Numerical Simulation of the Stability of Low Viscosity Ratio Viscoelastic Lid-Driven Cavity Flow Based on the Log-Conformation Representation (LCR) Algorithm

Log-Conformation Representation (LCR) method effectively enhances the stability of viscoelastic fluid flow driven by a cavity at high Wi numbers. However, its stability is relatively poor under low viscosity ratio conditions. In this study, three momentum equation stabilization algorithms (Both-Sides-Diffusion, Discrete Elastic Viscous Split Stress-Vorticity, and velocity–stress coupling) were tested and compared in OpenFOAM to assess their stabilizing effects on the LCR method under low viscosity ratio conditions.
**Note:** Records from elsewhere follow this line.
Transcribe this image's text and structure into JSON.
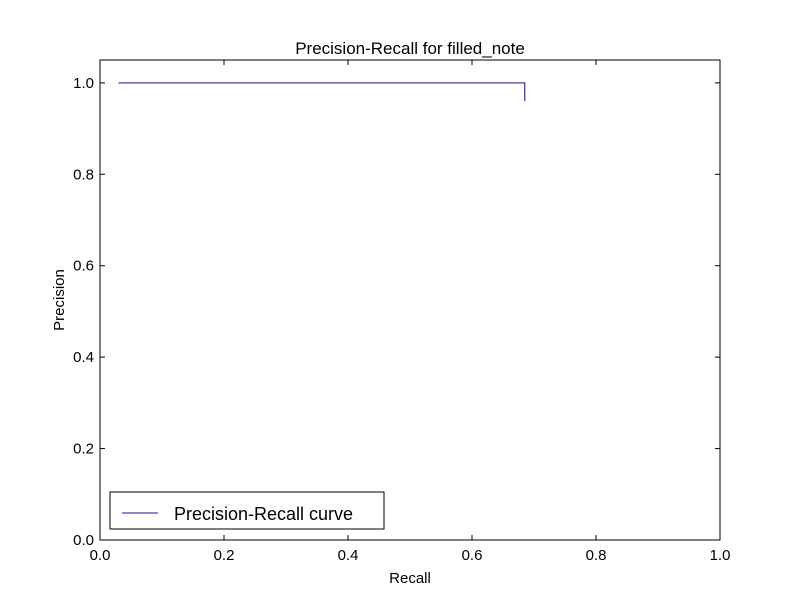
{
  "chart_data": {
    "type": "line",
    "title": "Precision-Recall for filled_note",
    "xlabel": "Recall",
    "ylabel": "Precision",
    "xlim": [
      0.0,
      1.0
    ],
    "ylim": [
      0.0,
      1.05
    ],
    "xticks": [
      "0.0",
      "0.2",
      "0.4",
      "0.6",
      "0.8",
      "1.0"
    ],
    "yticks": [
      "0.0",
      "0.2",
      "0.4",
      "0.6",
      "0.8",
      "1.0"
    ],
    "grid": false,
    "legend_position": "lower-left",
    "series": [
      {
        "name": "Precision-Recall curve",
        "color": "#4b3a9e",
        "x": [
          0.03,
          0.685,
          0.685
        ],
        "y": [
          1.0,
          1.0,
          0.96
        ]
      }
    ]
  }
}
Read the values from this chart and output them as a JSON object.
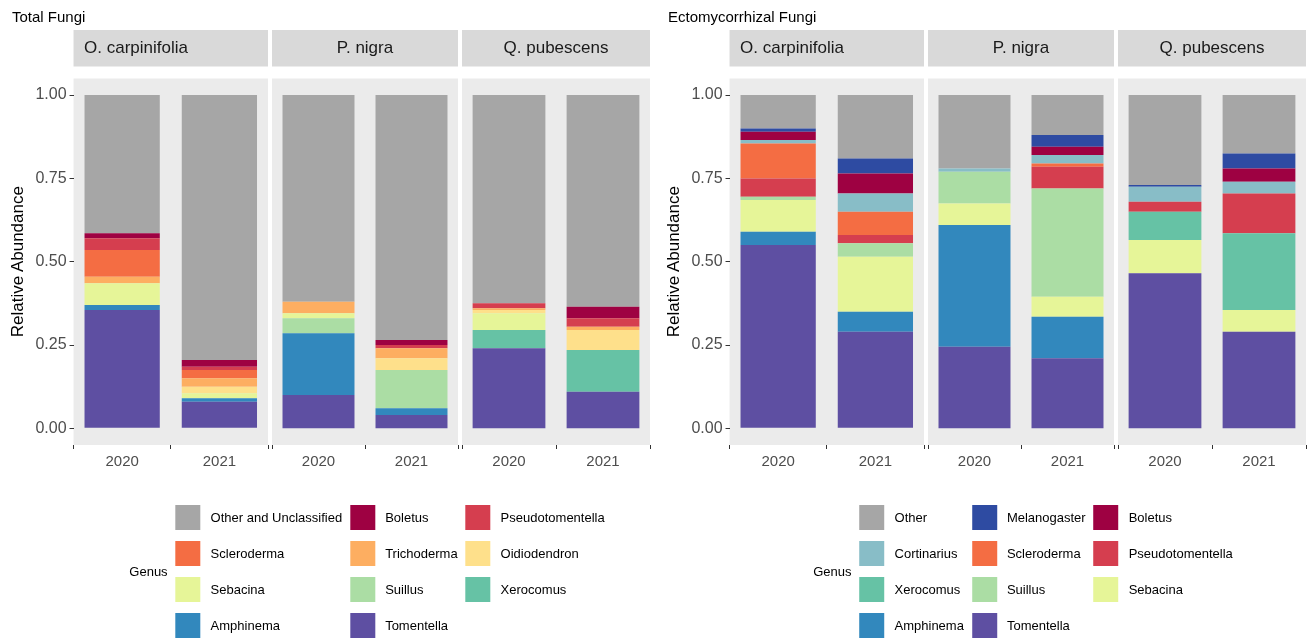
{
  "chart_data": [
    {
      "type": "bar",
      "title": "Total Fungi",
      "subtitle": "O. carpinifolia",
      "ylabel": "Relative Abundance",
      "categories": [
        "2020",
        "2021"
      ],
      "stacked": true,
      "ylim": [
        -0.05,
        1.05
      ],
      "yticks": [
        {
          "value": 0,
          "label": "0.00"
        },
        {
          "value": 0.25,
          "label": "0.25"
        },
        {
          "value": 0.5,
          "label": "0.50"
        },
        {
          "value": 0.75,
          "label": "0.75"
        },
        {
          "value": 1,
          "label": "1.00"
        }
      ],
      "series": [
        {
          "color": "#5e4fa2",
          "values": [
            0.355,
            0.08
          ]
        },
        {
          "color": "#3288bd",
          "values": [
            0.015,
            0.01
          ]
        },
        {
          "color": "#e6f598",
          "values": [
            0.065,
            0.015
          ]
        },
        {
          "color": "#fee08b",
          "values": [
            null,
            0.02
          ]
        },
        {
          "color": "#fdae61",
          "values": [
            0.02,
            0.025
          ]
        },
        {
          "color": "#f46d43",
          "values": [
            0.08,
            0.025
          ]
        },
        {
          "color": "#d53e4f",
          "values": [
            0.035,
            0.01
          ]
        },
        {
          "color": "#9e0142",
          "values": [
            0.015,
            0.02
          ]
        },
        {
          "color": "#a6a6a6",
          "values": [
            0.415,
            0.795
          ]
        }
      ]
    },
    {
      "type": "bar",
      "subtitle": "P. nigra",
      "categories": [
        "2020",
        "2021"
      ],
      "stacked": true,
      "tick_labels": "x",
      "legend": "bottom",
      "legend_title": "Genus",
      "ylim": [
        -0.05,
        1.05
      ],
      "series": [
        {
          "name": "Tomentella",
          "color": "#5e4fa2",
          "values": [
            0.1,
            0.04
          ]
        },
        {
          "name": "Amphinema",
          "color": "#3288bd",
          "values": [
            0.185,
            0.02
          ]
        },
        {
          "name": "Xerocomus",
          "color": "#66c2a5",
          "values": [
            null,
            null
          ]
        },
        {
          "name": "Suillus",
          "color": "#abdda4",
          "values": [
            0.045,
            0.115
          ]
        },
        {
          "name": "Sebacina",
          "color": "#e6f598",
          "values": [
            0.015,
            null
          ]
        },
        {
          "name": "Oidiodendron",
          "color": "#fee08b",
          "values": [
            null,
            0.035
          ]
        },
        {
          "name": "Trichoderma",
          "color": "#fdae61",
          "values": [
            0.035,
            0.03
          ]
        },
        {
          "name": "Scleroderma",
          "color": "#f46d43",
          "values": [
            null,
            null
          ]
        },
        {
          "name": "Pseudotomentella",
          "color": "#d53e4f",
          "values": [
            null,
            0.01
          ]
        },
        {
          "name": "Boletus",
          "color": "#9e0142",
          "values": [
            null,
            0.015
          ]
        },
        {
          "name": "Other and Unclassified",
          "color": "#a6a6a6",
          "values": [
            0.62,
            0.735
          ]
        }
      ]
    },
    {
      "type": "bar",
      "subtitle": "Q. pubescens",
      "categories": [
        "2020",
        "2021"
      ],
      "stacked": true,
      "tick_labels": "x",
      "ylim": [
        -0.05,
        1.05
      ],
      "series": [
        {
          "color": "#5e4fa2",
          "values": [
            0.24,
            0.11
          ]
        },
        {
          "color": "#66c2a5",
          "values": [
            0.055,
            0.125
          ]
        },
        {
          "color": "#e6f598",
          "values": [
            0.05,
            null
          ]
        },
        {
          "color": "#fee08b",
          "values": [
            0.01,
            0.06
          ]
        },
        {
          "color": "#fdae61",
          "values": [
            0.005,
            0.01
          ]
        },
        {
          "color": "#d53e4f",
          "values": [
            0.015,
            0.025
          ]
        },
        {
          "color": "#9e0142",
          "values": [
            null,
            0.035
          ]
        },
        {
          "color": "#a6a6a6",
          "values": [
            0.625,
            0.635
          ]
        }
      ]
    },
    {
      "type": "bar",
      "title": "Ectomycorrhizal Fungi",
      "subtitle": "O. carpinifolia",
      "ylabel": "Relative Abundance",
      "categories": [
        "2020",
        "2021"
      ],
      "stacked": true,
      "ylim": [
        -0.05,
        1.05
      ],
      "yticks": [
        {
          "value": 0,
          "label": "0.00"
        },
        {
          "value": 0.25,
          "label": "0.25"
        },
        {
          "value": 0.5,
          "label": "0.50"
        },
        {
          "value": 0.75,
          "label": "0.75"
        },
        {
          "value": 1,
          "label": "1.00"
        }
      ],
      "series": [
        {
          "color": "#5e4fa2",
          "values": [
            0.55,
            0.29
          ]
        },
        {
          "color": "#3288bd",
          "values": [
            0.04,
            0.06
          ]
        },
        {
          "color": "#e6f598",
          "values": [
            0.095,
            0.165
          ]
        },
        {
          "color": "#abdda4",
          "values": [
            0.01,
            0.04
          ]
        },
        {
          "color": "#d53e4f",
          "values": [
            0.055,
            0.025
          ]
        },
        {
          "color": "#f46d43",
          "values": [
            0.105,
            0.07
          ]
        },
        {
          "color": "#88bdc7",
          "values": [
            0.01,
            0.055
          ]
        },
        {
          "color": "#9e0142",
          "values": [
            0.025,
            0.06
          ]
        },
        {
          "color": "#2e4ba2",
          "values": [
            0.01,
            0.045
          ]
        },
        {
          "color": "#a6a6a6",
          "values": [
            0.1,
            0.19
          ]
        }
      ]
    },
    {
      "type": "bar",
      "subtitle": "P. nigra",
      "categories": [
        "2020",
        "2021"
      ],
      "stacked": true,
      "tick_labels": "x",
      "legend": "bottom",
      "legend_title": "Genus",
      "ylim": [
        -0.05,
        1.05
      ],
      "series": [
        {
          "name": "Tomentella",
          "color": "#5e4fa2",
          "values": [
            0.245,
            0.21
          ]
        },
        {
          "name": "Amphinema",
          "color": "#3288bd",
          "values": [
            0.365,
            0.125
          ]
        },
        {
          "name": "Sebacina",
          "color": "#e6f598",
          "values": [
            0.065,
            0.06
          ]
        },
        {
          "name": "Suillus",
          "color": "#abdda4",
          "values": [
            0.095,
            0.325
          ]
        },
        {
          "name": "Xerocomus",
          "color": "#66c2a5",
          "values": [
            null,
            null
          ]
        },
        {
          "name": "Pseudotomentella",
          "color": "#d53e4f",
          "values": [
            null,
            0.065
          ]
        },
        {
          "name": "Scleroderma",
          "color": "#f46d43",
          "values": [
            null,
            0.01
          ]
        },
        {
          "name": "Cortinarius",
          "color": "#88bdc7",
          "values": [
            0.01,
            0.025
          ]
        },
        {
          "name": "Boletus",
          "color": "#9e0142",
          "values": [
            null,
            0.025
          ]
        },
        {
          "name": "Melanogaster",
          "color": "#2e4ba2",
          "values": [
            null,
            0.035
          ]
        },
        {
          "name": "Other",
          "color": "#a6a6a6",
          "values": [
            0.22,
            0.12
          ]
        }
      ]
    },
    {
      "type": "bar",
      "subtitle": "Q. pubescens",
      "categories": [
        "2020",
        "2021"
      ],
      "stacked": true,
      "tick_labels": "x",
      "ylim": [
        -0.05,
        1.05
      ],
      "series": [
        {
          "color": "#5e4fa2",
          "values": [
            0.465,
            0.29
          ]
        },
        {
          "color": "#e6f598",
          "values": [
            0.1,
            0.065
          ]
        },
        {
          "color": "#66c2a5",
          "values": [
            0.085,
            0.23
          ]
        },
        {
          "color": "#d53e4f",
          "values": [
            0.03,
            0.12
          ]
        },
        {
          "color": "#88bdc7",
          "values": [
            0.045,
            0.035
          ]
        },
        {
          "color": "#9e0142",
          "values": [
            null,
            0.04
          ]
        },
        {
          "color": "#2e4ba2",
          "values": [
            0.005,
            0.045
          ]
        },
        {
          "color": "#a6a6a6",
          "values": [
            0.27,
            0.175
          ]
        }
      ]
    }
  ]
}
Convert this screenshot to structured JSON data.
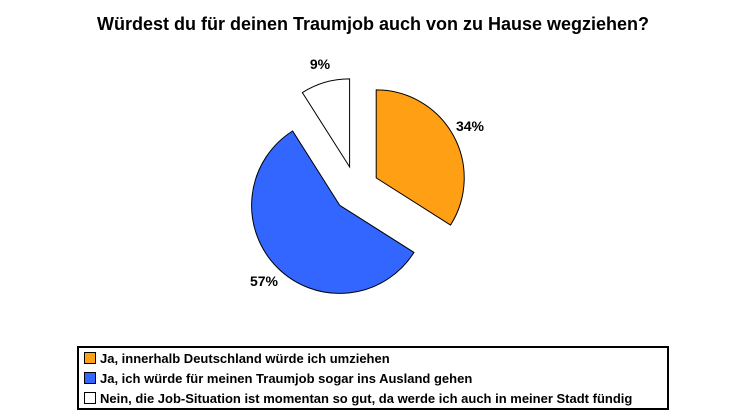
{
  "title": "Würdest du für deinen Traumjob auch von zu Hause wegziehen?",
  "chart_data": {
    "type": "pie",
    "title": "Würdest du für deinen Traumjob auch von zu Hause wegziehen?",
    "unit": "%",
    "direction": "clockwise",
    "start_angle_deg": 0,
    "exploded": true,
    "legend_position": "bottom",
    "outline_color": "#000000",
    "background_color": "#FFFFFF",
    "slices": [
      {
        "label": "Ja, innerhalb Deutschland würde ich umziehen",
        "value": 34,
        "display": "34%",
        "color": "#FFA014"
      },
      {
        "label": "Ja, ich würde für meinen Traumjob sogar ins Ausland gehen",
        "value": 57,
        "display": "57%",
        "color": "#3366FF"
      },
      {
        "label": "Nein, die Job-Situation ist momentan so gut, da werde ich auch in meiner Stadt fündig",
        "value": 9,
        "display": "9%",
        "color": "#FFFFFF"
      }
    ]
  }
}
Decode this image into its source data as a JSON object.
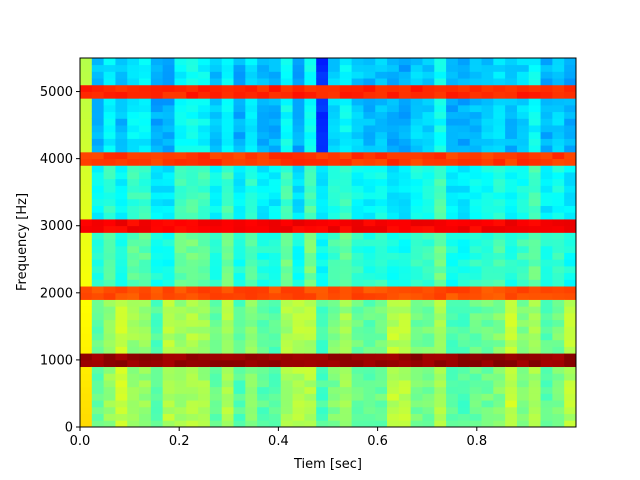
{
  "chart_data": {
    "type": "heatmap",
    "title": "",
    "xlabel": "Tiem [sec]",
    "ylabel": "Frequency [Hz]",
    "xlim": [
      0.0,
      1.0
    ],
    "ylim": [
      0,
      5500
    ],
    "x_ticks": [
      0.0,
      0.2,
      0.4,
      0.6,
      0.8
    ],
    "x_tick_labels": [
      "0.0",
      "0.2",
      "0.4",
      "0.6",
      "0.8"
    ],
    "y_ticks": [
      0,
      1000,
      2000,
      3000,
      4000,
      5000
    ],
    "y_tick_labels": [
      "0",
      "1000",
      "2000",
      "3000",
      "4000",
      "5000"
    ],
    "colormap": "jet",
    "grid": false,
    "harmonic_bands_hz": [
      1000,
      2000,
      3000,
      4000,
      5000
    ],
    "band_intensity": [
      1.0,
      0.82,
      0.9,
      0.84,
      0.86
    ],
    "time_bins": 42,
    "freq_bins": 55
  }
}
The evaluation was based on changes in average kinetic energy and the maximum critical time step. The results indicate that the different momentum equation stabilization algorithms improve the numerical oscillations observed in the numerical simulation of low viscosity ratio cavity-driven flow to varying extents. This enables a reduction in the viscosity ratio that can be stably simulated by 0.03 to 0.15. Furthermore, these cases using the momentum equation stabilization algorithms require time steps that are 33% to 100% shorter than those of the original cases. This demonstrates the promoting effect of the additional diffusion term in the momentum equation on stability under low viscosity ratio conditions. The combination of LCR and velocity–stress coupling was used to analyze the impact of viscosity ratios on velocity, logarithmic conformation tensor, and average kinetic energy. As the viscosity ratio decreases, the contribution of fluid elasticity increases, resulting in more pronounced variations in velocity and stress. However, the viscosity ratio has little effect on the stress boundary layer at the top cover and corners. Under conditions with the same Wi number, the average kinetic energy decreases as the viscosity ratio decreases until stability is achieved.